As their names imply, the VARK styles define different information processing preferences. Visual learners may like to watch documentaries or see problems written step-by-step on a board, while auditory learners may prefer to listen to a podcast or lecture, reading/writing learners may want to study a textbook on their own, and kinesthetic learners may prefer using their hands to build a model or jumping into a physical practice. It can be helpful to know which of the four you prefer, so use the VARK test if you aren’t quite sure.
What’s the problem with VARK learning styles?
There are a few issues with the “learning styles” ideology. First, of course, is that even if you have a strong preference for one, you’ll still be exposed to the others during various kinds of lessons, classes, or learning experiences. Second, it’s unfair to box learners—especially kids—into one kind of style, as it can produce a fixed mindset and disrupt their potential to adapt to different circumstances.
Most importantly, though, is that there’s no real evidence to suggest that sticking with activities under a certain style does anything to improve learning overall. In 2009, researchers were commissioned to study the learning styles and their impact on learning, but they found that while there has been a lot of literature devoted to the idea of the four VARK methods, there’s “virtually no evidence” that “instruction is best provided in a format that matches the preference of the learner.”
So what’s the point of knowing your learning style?

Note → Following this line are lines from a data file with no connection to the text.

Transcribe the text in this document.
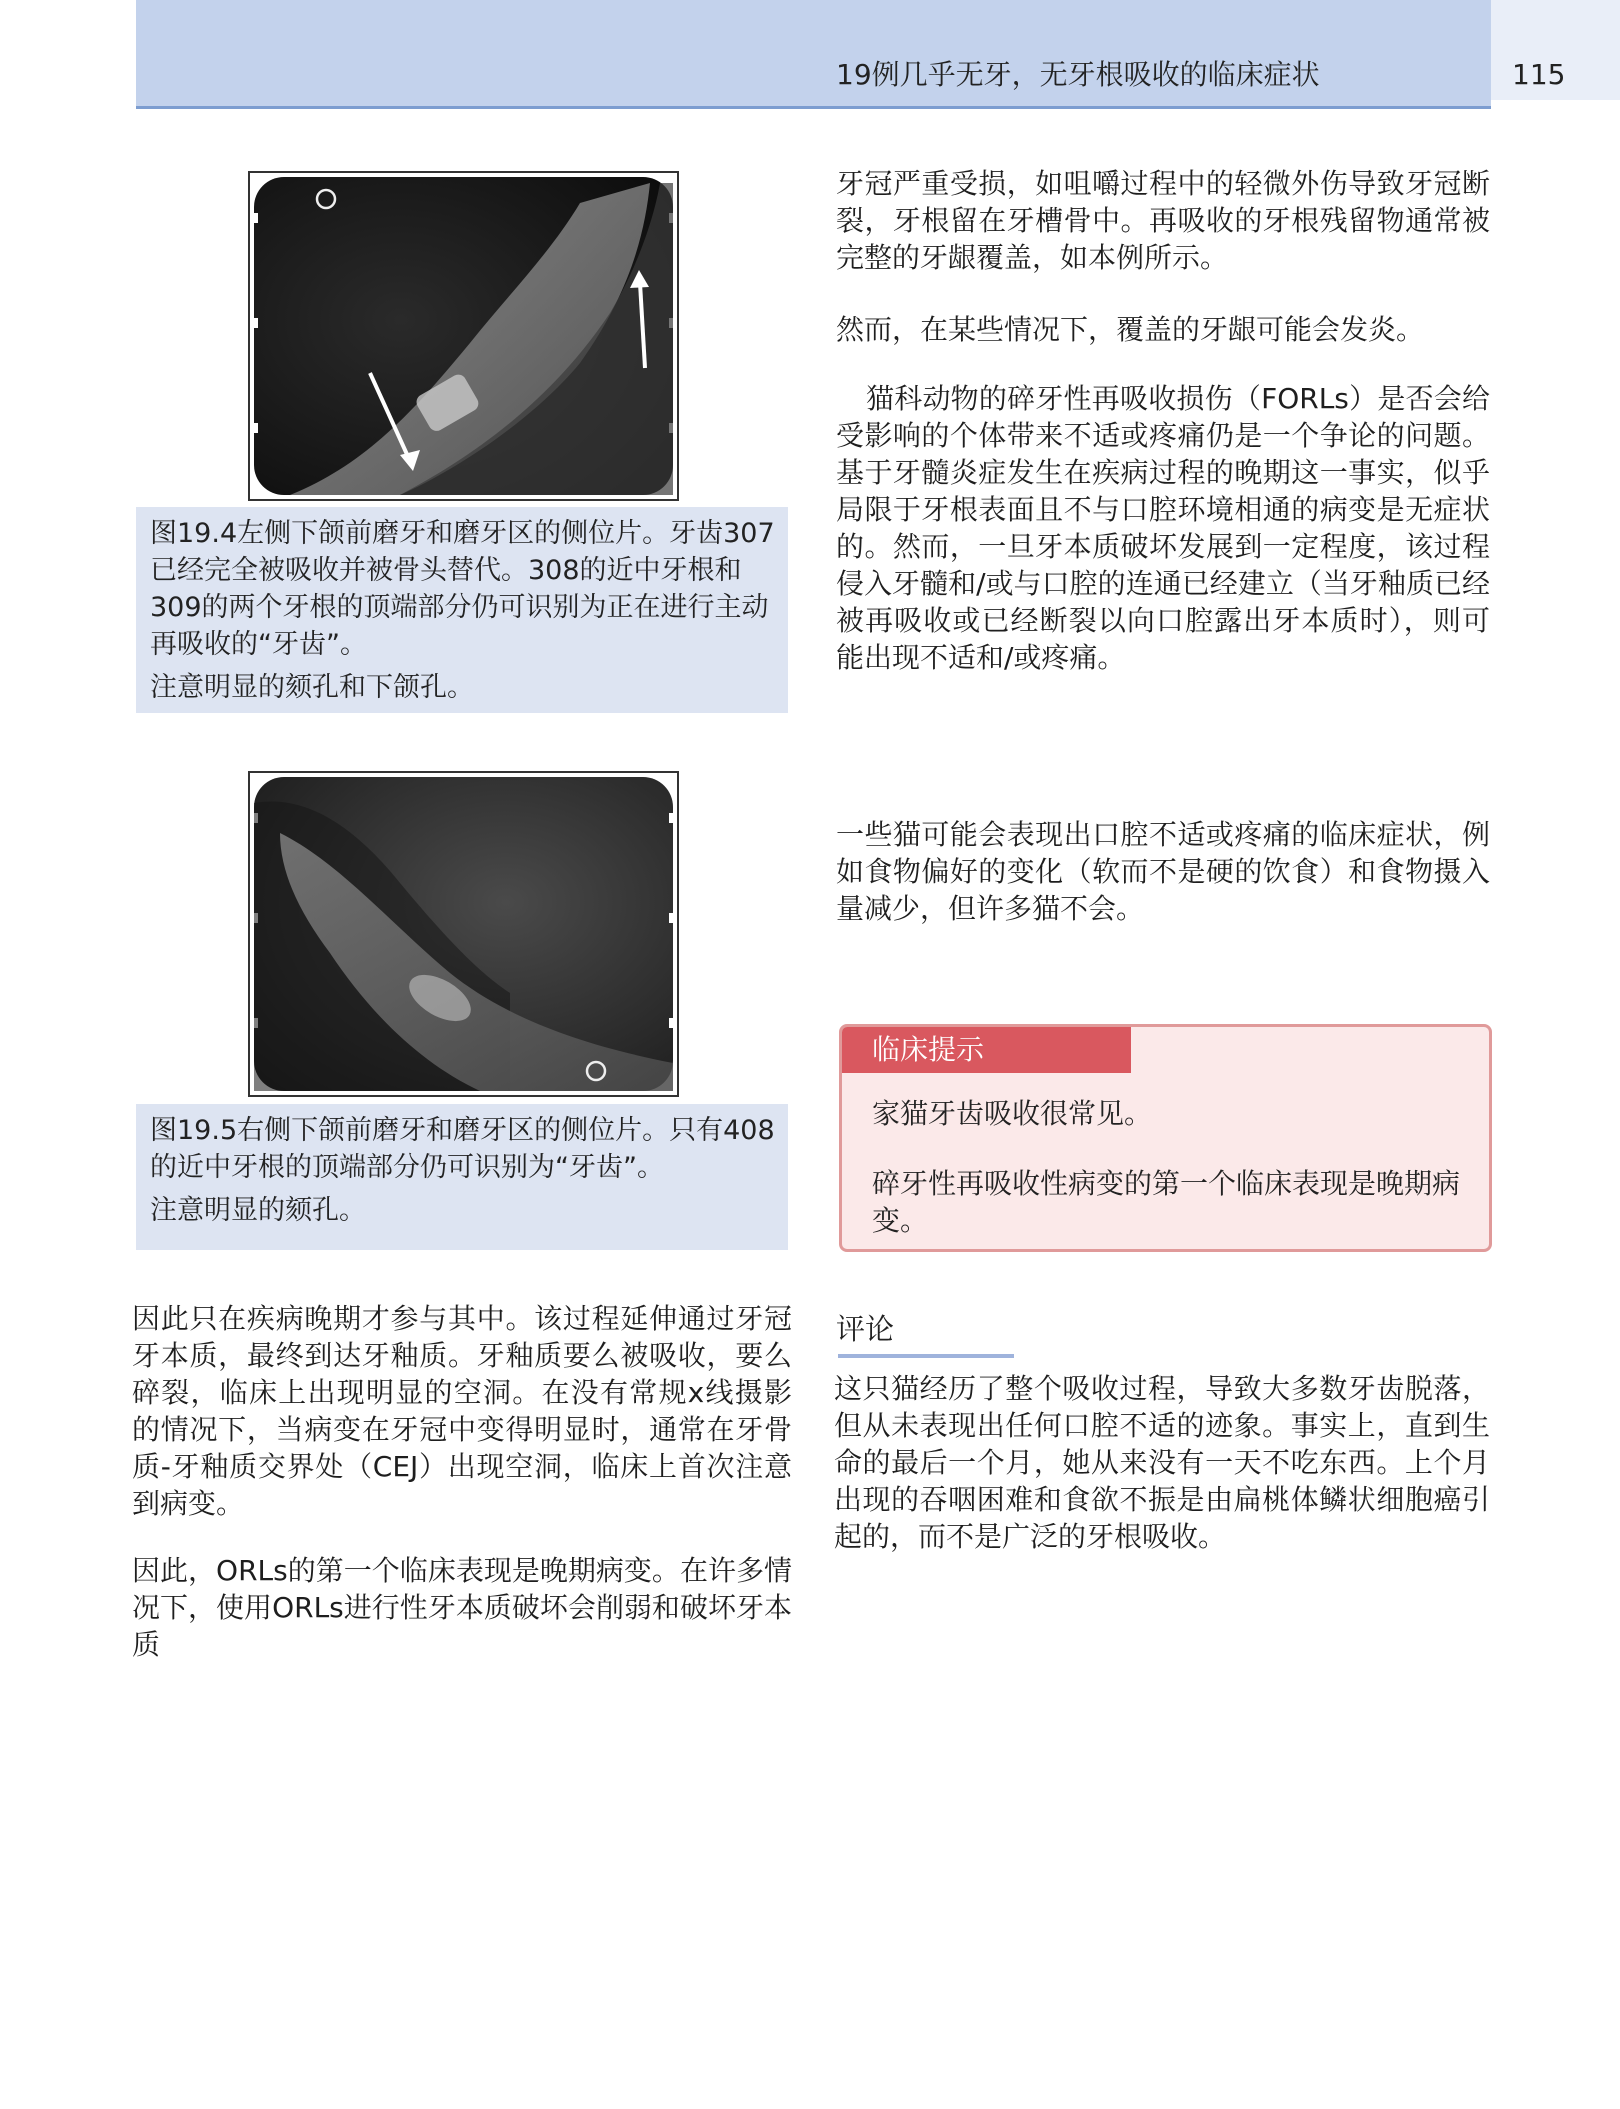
19例几乎无牙，无牙根吸收的临床症状	115

图19.4左侧下颌前磨牙和磨牙区的侧位片。牙齿307已经完全被吸收并被骨头替代。308的近中牙根和309的两个牙根的顶端部分仍可识别为正在进行主动再吸收的“牙齿”。

注意明显的颏孔和下颌孔。

图19.5右侧下颌前磨牙和磨牙区的侧位片。只有408的近中牙根的顶端部分仍可识别为“牙齿”。

注意明显的颏孔。

因此只在疾病晚期才参与其中。该过程延伸通过牙冠牙本质，最终到达牙釉质。牙釉质要么被吸收，要么碎裂，临床上出现明显的空洞。在没有常规x线摄影的情况下，当病变在牙冠中变得明显时，通常在牙骨质-牙釉质交界处（CEJ）出现空洞，临床上首次注意到病变。

因此，ORLs的第一个临床表现是晚期病变。在许多情况下，使用ORLs进行性牙本质破坏会削弱和破坏牙本质

牙冠严重受损，如咀嚼过程中的轻微外伤导致牙冠断裂，牙根留在牙槽骨中。再吸收的牙根残留物通常被完整的牙龈覆盖，如本例所示。

然而，在某些情况下，覆盖的牙龈可能会发炎。

猫科动物的碎牙性再吸收损伤（FORLs）是否会给受影响的个体带来不适或疼痛仍是一个争论的问题。基于牙髓炎症发生在疾病过程的晚期这一事实，似乎局限于牙根表面且不与口腔环境相通的病变是无症状的。然而，一旦牙本质破坏发展到一定程度，该过程侵入牙髓和/或与口腔的连通已经建立（当牙釉质已经被再吸收或已经断裂以向口腔露出牙本质时），则可能出现不适和/或疼痛。

一些猫可能会表现出口腔不适或疼痛的临床症状，例如食物偏好的变化（软而不是硬的饮食）和食物摄入量减少，但许多猫不会。

临床提示
家猫牙齿吸收很常见。
碎牙性再吸收性病变的第一个临床表现是晚期病变。
评论

这只猫经历了整个吸收过程，导致大多数牙齿脱落，但从未表现出任何口腔不适的迹象。事实上，直到生命的最后一个月，她从来没有一天不吃东西。上个月出现的吞咽困难和食欲不振是由扁桃体鳞状细胞癌引起的，而不是广泛的牙根吸收。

As long as you don’t needlessly pigeonhole yourself into a preferred style, there’s no real harm in identifying the way you prefer to learn. But the importance of learning styles is kind of a myth, at least as far as maximizing retention goes. Your best bet is to identify your preference level for each learning style, more for your personal comfort than retention.

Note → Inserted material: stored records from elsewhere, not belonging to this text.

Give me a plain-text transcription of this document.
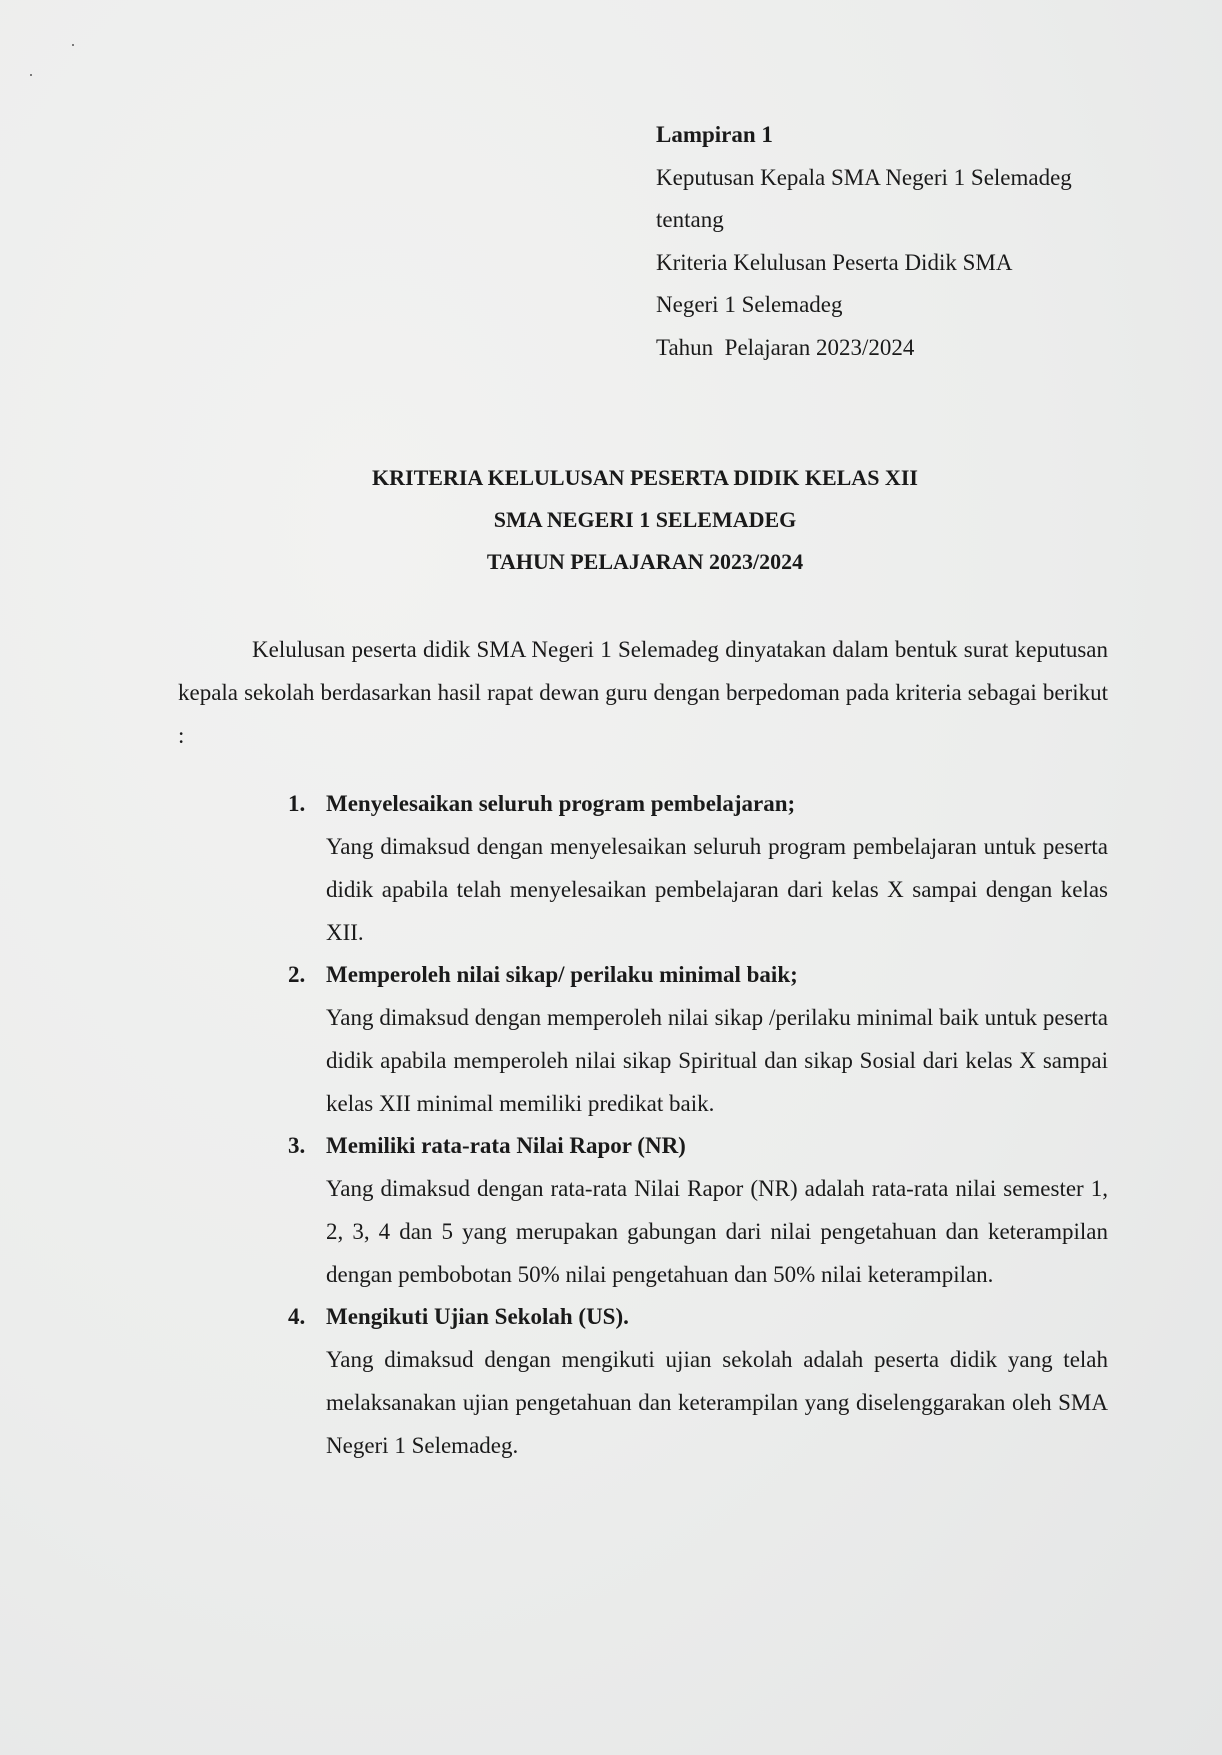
Lampiran 1
Keputusan Kepala SMA Negeri 1 Selemadeg
tentang
Kriteria Kelulusan Peserta Didik SMA
Negeri 1 Selemadeg
Tahun  Pelajaran 2023/2024
KRITERIA KELULUSAN PESERTA DIDIK KELAS XII
SMA NEGERI 1 SELEMADEG
TAHUN PELAJARAN 2023/2024

Kelulusan peserta didik SMA Negeri 1 Selemadeg dinyatakan dalam bentuk surat keputusan kepala sekolah berdasarkan hasil rapat dewan guru dengan berpedoman pada kriteria sebagai berikut :

1. Menyelesaikan seluruh program pembelajaran;
Yang dimaksud dengan menyelesaikan seluruh program pembelajaran untuk peserta didik apabila telah menyelesaikan pembelajaran dari kelas X sampai dengan kelas XII.
2. Memperoleh nilai sikap/ perilaku minimal baik;
Yang dimaksud dengan memperoleh nilai sikap /perilaku minimal baik untuk peserta didik apabila memperoleh nilai sikap Spiritual dan sikap Sosial dari kelas X sampai kelas XII minimal memiliki predikat baik.
3. Memiliki rata-rata Nilai Rapor (NR)
Yang dimaksud dengan rata-rata Nilai Rapor (NR) adalah rata-rata nilai semester 1, 2, 3, 4 dan 5 yang merupakan gabungan dari nilai pengetahuan dan keterampilan dengan pembobotan 50% nilai pengetahuan dan 50% nilai keterampilan.
4. Mengikuti Ujian Sekolah (US).
Yang dimaksud dengan mengikuti ujian sekolah adalah peserta didik yang telah melaksanakan ujian pengetahuan dan keterampilan yang diselenggarakan oleh SMA Negeri 1 Selemadeg.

Bear in mind, though, that it’s good to use different styles for different topics. When you sign up for a pottery course, you don’t show up to find that you’re getting a lecture on how to make a bowl; you learn kinesthetically by making the bowl. Research shows that differentiated instruction is vital to students’ learning, so mix up how you absorb and process new knowledge. Use Kolb’s learning cycle to examine new topics, considering how you can engage with them through concrete learning, reflective observation, abstract conceptualization, and active experimentation. Read, write, listen, do—there is no one way to learn, so give them all a shot.